CINNAMON CHICKEN WITH NUTTY RELISH

CINNAMON CHICKEN WITH NUTTY RELISH


6 large bone in, skinless chicken breasts, pounded to ¾ inch thick.

Rub
1 tablespoon ground cinnamon (15ml)
½ teaspoon of nutmeg (2ml)
1 teaspoon chili powder (5ml)
1 teaspoon coriander (5ml)
½ teaspoon cardamom (2ml)
1 teaspoon garlic powder (5ml)
1 teaspoon of kosher salt (5ml)
1 teaspoon of freshly ground pepper (5ml)
2 teaspoons of brown sugar (10ml)
  
Nutty Relish
¼ cup chopped onion, soaked in hot water for 20 minutes and drained (60ml)
2 tablespoons of diced red bell pepper (30ml)
2 tablespoons of diced yellow bell pepper (30ml)
2 teaspoons of sherry vinegar (10ml)
1 teaspoon of honey (5ml)
½ teaspoon of curry powder (2ml)
1 cup of coarsely chopped unsalted cashew nuts (250ml)
3 to 4 tablespoons minced fresh mint (50ml-65ml)

Prepare the rub by mixing all of the ingredients together in a small bowl. Rinse and pat the chicken breasts dry. Sprinkle equal amounts of the rub on each piece of chicken and rub it into the meat. Be sure to rub the mixture into both sides of the chicken breast. Place them into a sealable plastic bag. Seal and refrigerate for a minimum of 2 hours up to overnight.

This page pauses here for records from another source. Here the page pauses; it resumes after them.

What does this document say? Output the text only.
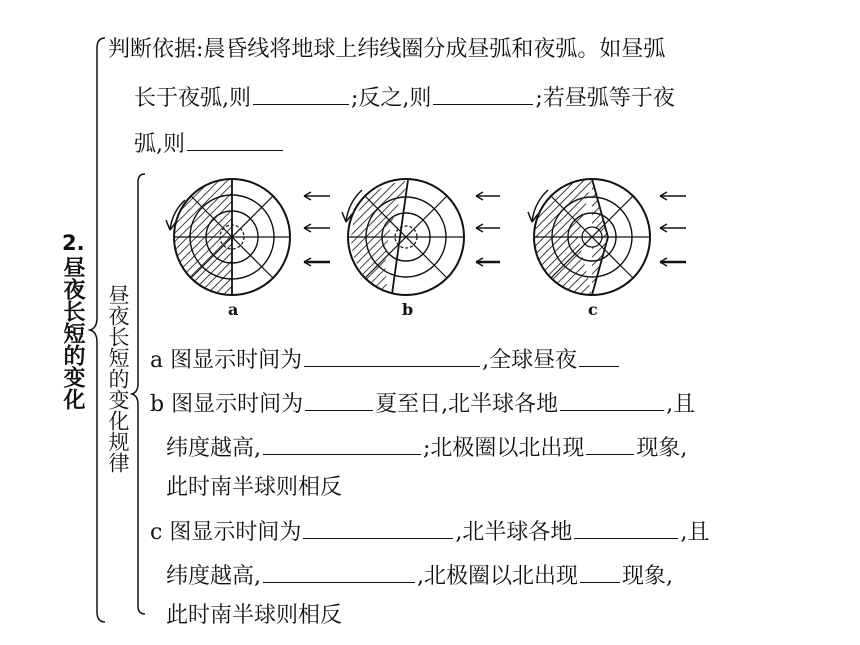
a	b	c
2.
昼夜长短的变化 昼夜长短的变化规律
判断依据:晨昏线将地球上纬线圈分成昼弧和夜弧。如昼弧
长于夜弧,则	;反之,则	;若昼弧等于夜
弧,则
a 图显示时间为	,全球昼夜
b 图显示时间为	夏至日,北半球各地	,且
纬度越高,	;北极圈以北出现 现象,
此时南半球则相反
c 图显示时间为	,北半球各地	,且
纬度越高,	,北极圈以北出现 现象,
此时南半球则相反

Preheat the grill to 325°F/190°C or medium heat.

Remove the chicken from the fridge and place on a tray. Let the meat come to room temperature while the grill heats.

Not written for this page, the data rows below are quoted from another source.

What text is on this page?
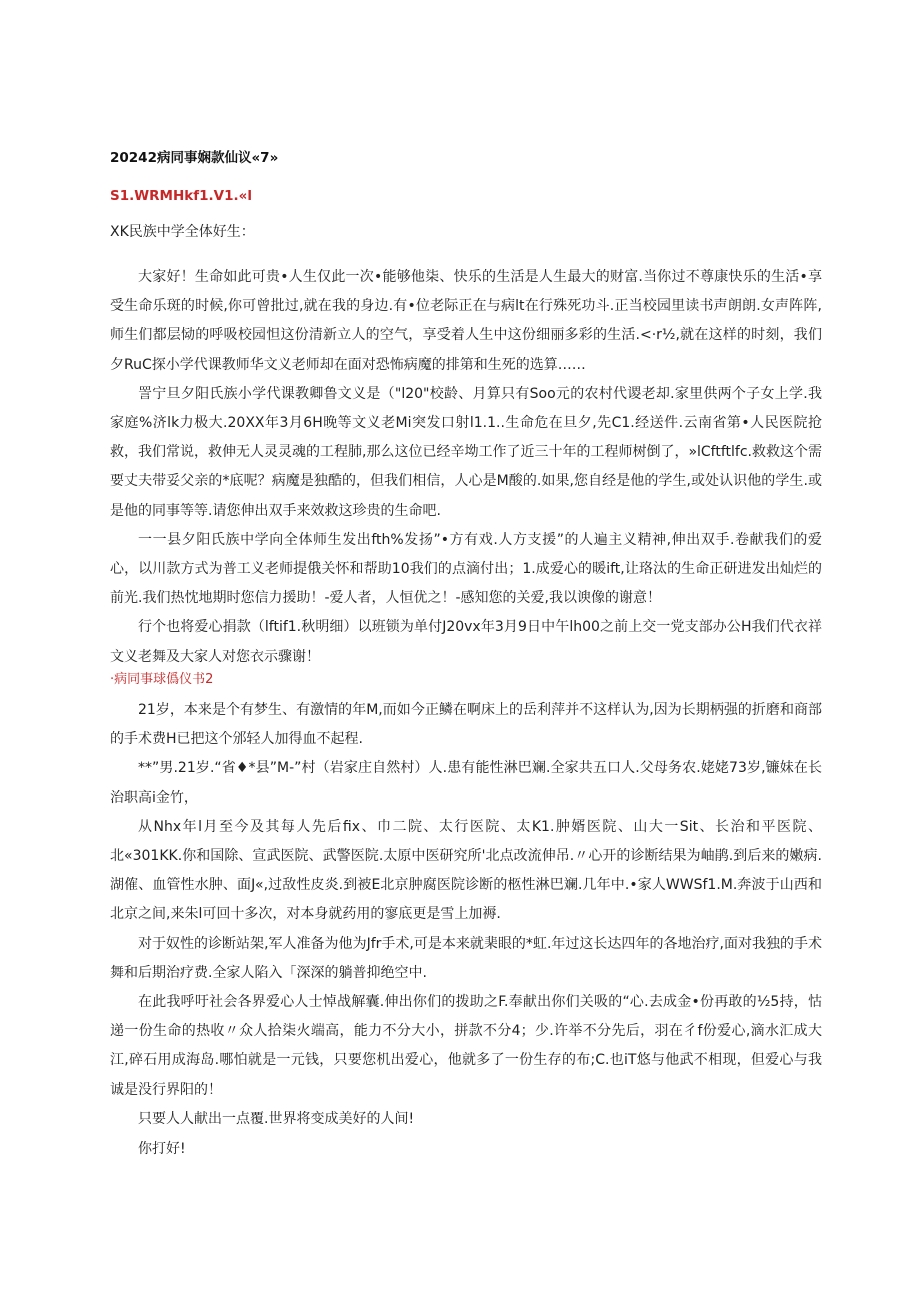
20242病同事娴款仙议«7»
S1.WRMHkf1.V1.«l
XK民族中学全体好生：

大家好！生命如此可贵•人生仅此一次•能够他柒、快乐的生活是人生最大的财富.当你过不尊康快乐的生活•享受生命乐斑的时候,你可曾批过,就在我的身边.有•位老际正在与病lt在行殊死功斗.正当校园里读书声朗朗.女声阵阵,师生们都层恸的呼吸校园怛这份清新立人的空气，享受着人生中这份细丽多彩的生活.<·r½,就在这样的时刻，我们夕RuC探小学代课教师华文义老师却在面对恐怖病魔的排第和生死的选算……

詈宁旦夕阳氏族小学代课教卿鲁文义是（"l20"校龄、月算只有Soo元的农村代谡老却.家里供两个子女上学.我家庭%济lk力极大.20XX年3月6H晚等文义老Mi突发口射l1.1..生命危在旦夕,先C1.经送件.云南省第•人民医院抢救，我们常说，救伸无人灵灵魂的工程肺,那么这位已经辛坳工作了近三十年的工程师树倒了，»lCftftlfc.救救这个需要丈夫带妥父亲的*底呢？病魔是独酷的，但我们相信，人心是M酸的.如果,您自经是他的学生,或处认识他的学生.或是他的同事等等.请您伸出双手来效救这珍贵的生命吧.

一一县夕阳氏族中学向全体师生发出fth%发扬”•方有戏.人方支援”的人遍主义精神,伸出双手.卷献我们的爱心，以川款方式为普工义老师提俄关怀和帮助10我们的点滴付出；1.成爱心的暖ift,让珞汰的生命正研进发出灿烂的前光.我们热忱地期时您信力援助！-爱人者，人恒优之！-感知您的关爱,我以谀像的谢意！

行个也将爱心捐款（lftif1.秋明细）以班锁为单付J20vx年3月9日中午lh00之前上交一党支部办公H我们代衣祥文义老舞及大家人对您衣示骤谢！

·病同事球僞仪书2

21岁，本来是个有梦生、有激情的年M,而如今正鳞在啊床上的岳利萍并不这样认为,因为长期柄强的折磨和商部的手术费H已把这个邠轻人加得血不起程.

**”男.21岁.“省♦*县”M-”村（岩家庄自然村）人.患有能性淋巴斓.全家共五口人.父母务农.姥姥73岁,镰妹在长治职高i金竹，

从Nhx年l月至今及其每人先后fix、巾二院、太行医院、太K1.肿婿医院、山大一Sit、长治和平医院、北«301KK.你和国除、宣武医院、武警医院.太原中医研究所'北点改流伸吊.〃心开的诊断结果为岫鹃.到后来的嫩病.湖傕、血管性水肿、面J«,过敌性皮炎.到被E北京肿腐医院诊断的柩性淋巴斓.几年中.•家人WWSf1.M.奔波于山西和北京之间,来朱l可回十多次，对本身就药用的寥底更是雪上加褥.

对于奴性的诊断站架,军人准备为他为Jfr手术,可是本来就棐眼的*虹.年过这长达四年的各地治疗,面对我独的手术舞和后期治疗费.全家人陷入「深深的躺普抑绝空中.

在此我呼吁社会各界爱心人士悼战解囊.伸出你们的拨助之F.奉献出你们关吸的“心.去成金•份再敢的½5持，怙递一份生命的热收〃众人拾柒火端高，能力不分大小，拼款不分4；少.许举不分先后，羽在彳f份爱心,滴水汇成大江,碎石用成海岛.哪怕就是一元钱，只要您机出爱心，他就多了一份生存的布;C.也iT悠与他武不相现，但爱心与我诚是没行界阳的！

只要人人献出一点覆.世界将变成美好的人间!

你打好!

To prepare the relish, combine all of the relish ingredients except the nuts and mint into a large bowl and mix thoroughly. Set aside.

Oil the grill liberally. Drizzle the chicken with oil and place it skin side down on the grill. Keep the lid open and a spritz bottle with water close by to spray any jumping flames. Grill on each side for approximately 6-8 minutes until opaque and juicy.

Remove the chicken from the grill and tent with tin foil. Let the meat rest for 5 minutes before serving. Add the nuts and mint to the relish and serve on top of chicken.